François Bergoeing aîné
- Département
- Gironde
- Naissance
- 31 mars 1750, à Saint-Macaire
- Mort
- 28 novembre 1829, à Bordeaux
- Ordre en 1789
- Tiers état — Fils de Pierre Bergoeing, chirurgien, il exerçait lui-même la chirurgie à Bordeaux en 1789 ; aucune noblesse ni état ecclésiastique.

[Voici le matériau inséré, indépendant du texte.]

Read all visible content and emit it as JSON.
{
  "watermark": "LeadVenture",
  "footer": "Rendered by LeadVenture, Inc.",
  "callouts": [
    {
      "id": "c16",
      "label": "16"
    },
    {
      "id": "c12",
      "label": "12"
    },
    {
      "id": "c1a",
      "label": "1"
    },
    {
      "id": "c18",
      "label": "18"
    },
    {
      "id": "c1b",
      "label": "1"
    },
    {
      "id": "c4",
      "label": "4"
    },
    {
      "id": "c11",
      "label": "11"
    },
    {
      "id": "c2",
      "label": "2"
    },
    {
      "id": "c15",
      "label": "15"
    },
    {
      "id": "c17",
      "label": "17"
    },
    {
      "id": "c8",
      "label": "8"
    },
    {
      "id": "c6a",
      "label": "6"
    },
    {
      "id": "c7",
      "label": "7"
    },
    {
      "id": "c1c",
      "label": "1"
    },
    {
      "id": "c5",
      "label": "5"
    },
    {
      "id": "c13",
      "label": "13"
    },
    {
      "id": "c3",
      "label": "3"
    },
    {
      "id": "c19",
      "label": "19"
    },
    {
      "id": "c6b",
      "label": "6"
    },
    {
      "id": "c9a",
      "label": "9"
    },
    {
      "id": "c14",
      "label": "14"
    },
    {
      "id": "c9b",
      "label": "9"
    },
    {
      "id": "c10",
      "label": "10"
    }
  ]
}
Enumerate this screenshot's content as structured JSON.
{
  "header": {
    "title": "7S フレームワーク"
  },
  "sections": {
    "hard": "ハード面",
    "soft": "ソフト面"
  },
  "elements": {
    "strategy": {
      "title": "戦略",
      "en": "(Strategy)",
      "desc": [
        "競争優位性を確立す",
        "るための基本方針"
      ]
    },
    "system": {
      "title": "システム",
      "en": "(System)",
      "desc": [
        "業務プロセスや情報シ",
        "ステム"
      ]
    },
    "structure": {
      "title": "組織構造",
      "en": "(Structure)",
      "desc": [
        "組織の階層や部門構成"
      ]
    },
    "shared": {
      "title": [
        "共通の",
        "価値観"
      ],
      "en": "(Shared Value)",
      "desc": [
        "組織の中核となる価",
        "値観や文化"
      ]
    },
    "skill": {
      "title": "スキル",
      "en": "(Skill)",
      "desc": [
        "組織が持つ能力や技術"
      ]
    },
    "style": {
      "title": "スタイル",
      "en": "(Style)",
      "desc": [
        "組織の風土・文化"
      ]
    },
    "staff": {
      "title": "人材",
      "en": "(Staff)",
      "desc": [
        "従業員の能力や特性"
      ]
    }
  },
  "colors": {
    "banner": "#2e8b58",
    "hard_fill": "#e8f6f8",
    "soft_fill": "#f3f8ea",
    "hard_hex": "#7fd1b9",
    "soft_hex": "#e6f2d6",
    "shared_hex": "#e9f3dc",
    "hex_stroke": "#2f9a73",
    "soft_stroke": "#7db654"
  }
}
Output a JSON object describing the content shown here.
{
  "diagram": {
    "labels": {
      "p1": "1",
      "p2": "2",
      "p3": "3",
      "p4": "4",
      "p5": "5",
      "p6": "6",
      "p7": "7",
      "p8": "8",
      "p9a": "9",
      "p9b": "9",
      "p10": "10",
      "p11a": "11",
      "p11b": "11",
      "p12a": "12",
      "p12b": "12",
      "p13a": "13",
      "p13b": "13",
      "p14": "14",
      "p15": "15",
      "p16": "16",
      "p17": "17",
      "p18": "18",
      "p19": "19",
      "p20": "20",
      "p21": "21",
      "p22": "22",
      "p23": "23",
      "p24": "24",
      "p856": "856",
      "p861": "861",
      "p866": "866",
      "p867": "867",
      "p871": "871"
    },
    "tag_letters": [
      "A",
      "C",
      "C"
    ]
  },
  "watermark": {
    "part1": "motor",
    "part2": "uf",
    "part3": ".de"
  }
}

Fils d'un chirurgien de Saint-Macaire, en Guyenne, François Bergoeing y naît en 1750 et exerce lui-même la chirurgie à Bordeaux. La Révolution le porte à la mairie de sa ville natale, où il fonde une société des Amis de la Constitution. Élu suppléant de la Gironde, il entre à la Convention en septembre 1792 pour remplacer Condorcet, qui avait opté pour l'Aisne, et siège avec les Girondins. Au procès, il déclare Louis Capet coupable, réclame l'appel au peuple, demande la réclusion et vote le sursis. Proscrit après le 31 mai 1793, il se cache jusqu'à Thermidor, revient à la Convention puis aux Cinq-Cents, sert ensuite le roi Murat à Naples, et meurt en 1829.
Ses quatre votes
Louis Capet est-il coupable de conspiration contre la liberté publique et d'attentats contre la sûreté générale de l'État ?
oui
Le jugement de la Convention nationale contre Louis Capet sera-t-il soumis à la ratification du peuple ?
oui
Quelle peine sera infligée à Louis ?
la réclusion
Y aura-t-il un sursis à l'exécution du jugement de Louis Capet ?
oui
Ce qui reste incertain
- Le lieu de mort n'est pas assuré : la fiche Sycomore et le Dictionnaire des parlementaires le font mourir à Saint-Macaire le 28 novembre 1829, tandis que Wikipédia et Wikidata donnent Bordeaux. La date, elle, est concordante.